On Thursday, the Federal Circuit ruled unanimously that software and data structures were not inherently abstract ideas and were therefore patentable under the Supreme Court’s two-part Alice test. Enfish, LLC v. Microsoft Corp (Fed. Cir. 2016).
The Technology: Self Referential Database
Software and database-related patents have taken a beating in the post-Alice world, so it’s interesting that this case relates to a database, and in particular a self-referential database. To set the technical context, the Federal Circuit explained the more common relational database in contrast to the claimed self-referential one.
With the relational model, each entity (i.e., each type of thing) that is modeled is provided in a separate table. For instance, a relational model for a corporate file repository might include the following tables: document table, person table, company table.

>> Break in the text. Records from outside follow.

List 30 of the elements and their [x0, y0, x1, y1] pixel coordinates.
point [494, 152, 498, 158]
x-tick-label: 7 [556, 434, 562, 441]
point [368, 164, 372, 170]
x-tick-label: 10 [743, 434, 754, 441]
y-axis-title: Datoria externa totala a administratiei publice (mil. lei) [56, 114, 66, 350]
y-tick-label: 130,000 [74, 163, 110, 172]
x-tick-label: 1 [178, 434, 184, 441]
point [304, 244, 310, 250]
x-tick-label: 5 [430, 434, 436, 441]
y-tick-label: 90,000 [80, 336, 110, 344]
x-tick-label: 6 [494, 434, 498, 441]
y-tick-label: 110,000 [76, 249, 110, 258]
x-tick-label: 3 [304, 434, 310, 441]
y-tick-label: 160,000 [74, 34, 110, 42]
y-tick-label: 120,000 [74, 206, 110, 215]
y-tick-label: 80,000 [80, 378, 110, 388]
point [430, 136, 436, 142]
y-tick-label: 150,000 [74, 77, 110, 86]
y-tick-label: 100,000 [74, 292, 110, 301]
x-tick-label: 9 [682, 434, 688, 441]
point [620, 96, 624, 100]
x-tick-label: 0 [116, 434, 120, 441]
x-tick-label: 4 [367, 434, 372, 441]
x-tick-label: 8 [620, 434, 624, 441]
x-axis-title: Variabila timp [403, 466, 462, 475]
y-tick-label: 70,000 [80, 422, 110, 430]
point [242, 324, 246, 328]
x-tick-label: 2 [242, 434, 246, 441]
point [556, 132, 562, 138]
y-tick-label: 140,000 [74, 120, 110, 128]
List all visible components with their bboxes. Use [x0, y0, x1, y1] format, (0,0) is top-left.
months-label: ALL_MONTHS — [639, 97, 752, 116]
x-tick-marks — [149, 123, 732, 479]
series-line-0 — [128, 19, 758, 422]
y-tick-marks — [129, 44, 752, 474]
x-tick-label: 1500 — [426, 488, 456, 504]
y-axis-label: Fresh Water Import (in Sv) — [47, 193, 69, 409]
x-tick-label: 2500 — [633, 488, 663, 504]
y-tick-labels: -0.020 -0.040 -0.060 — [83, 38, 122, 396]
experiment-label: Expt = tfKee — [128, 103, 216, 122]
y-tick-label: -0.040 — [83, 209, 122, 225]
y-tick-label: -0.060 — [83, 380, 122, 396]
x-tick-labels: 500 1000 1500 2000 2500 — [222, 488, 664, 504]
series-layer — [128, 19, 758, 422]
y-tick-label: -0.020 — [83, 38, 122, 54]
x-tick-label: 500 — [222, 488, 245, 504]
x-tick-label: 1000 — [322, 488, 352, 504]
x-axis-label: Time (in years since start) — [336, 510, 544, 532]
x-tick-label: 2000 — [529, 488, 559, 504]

The court went on to explain how users and programs populate these tables and relate them to one another through defined relationships between the tables.
The Claims in US Patents 6,151,604 and 6,163,775
The Federal Circuit looked at both patents but used the ‘604 patent claim 17 as its example in its analysis:
17. A data storage and retrieval system for a computer memory, comprising:means for configuring said memory according to a logical table, said logical table including:a plurality of logical rows, each said logical row including an object identification number (OID) to identify each said logical row, each said logical row corresponding to a record of information;a plurality of logical columns intersecting said plurality of logical rows to define a plurality of logical cells, each said logical column including an OID to identify each said logical column; andmeans for indexing data stored in said table.
The Federal Circuit's Analysis
The Federal Circuit, which has been on the wrong side of almost every subject matter case appealed to the Supreme Court, started its analysis by noting that the Supreme Court and Federal Circuit have together grappled with the issues of patentable subject matter, presenting an argument that to an outside observer would almost seem like the two courts are in sync on this topic, contrary to the track record of their differences.
The Supreme Court has suggested that claims “purport[ ing] to improve the functioning of the computer itself,” or “improv[ing] an existing technological process” might not succumb to the abstract idea exception. While it is true that the Court discussed improvements to computer-related technology in the second step of its analysis in Alice, that was because the Court did not need to discuss the first step of its analysis at any considerable length, (“Petitioner acknowledges that its claims describe intermediate settlement....”).
We do not read Alice to broadly hold that all improvements in computer-related technology are inherently abstract and, therefore, must be considered at step two. Indeed, some improvements in computer-related technology when appropriately claimed are undoubtedly not abstract, such as a chip architecture, an LED display, and the like. Nor do we think that claims directed to software, as opposed to hardware, are inherently abstract and therefore only properly analyzed at the second step of the Alice analysis. Software can make non-abstract improvements to computer technology just as hardware improvements can, and sometimes the improvements can be accomplished through either route. We thus see no reason to conclude that all claims directed to improvements in computer-related technology, including those directed to software, are abstract and necessarily analyzed at the second step of Alice, nor do we believe that Alice so directs. Therefore, we find it relevant to ask whether the claims are directed to an improvement to computer functionality versus being directed to an abstract idea, even at the first step of the Alice analysis.
The specification also teaches that the self-referential table functions differently than conventional database structures. According to the specification, traditional databases, such as “those that follow the relational model and those that follow the object oriented model,” ’604 patent, col. 1 ll. 37–40, are inferior to the claimed invention. While “[t]he structural requirements of current databases require a programmer to predefine a structure and subsequent [data] entry must conform to that structure,” id. at col. 2 ll. 10–13, the “database of the present invention does not require a programmer to preconfigure a structure to which a user must adapt data entry.” Id. at col 2 ll. 27–29. Moreover, our conclusion that the claims are directed to an improvement of an existing technology is bolstered by the specification’s teachings that the claimed invention achieves other benefits over conventional databases, such as increased flexibility, faster search times, and smaller memory requirements.
Practice Notes for Practitioners
We will keep a watch for any appeal to the Supreme Court.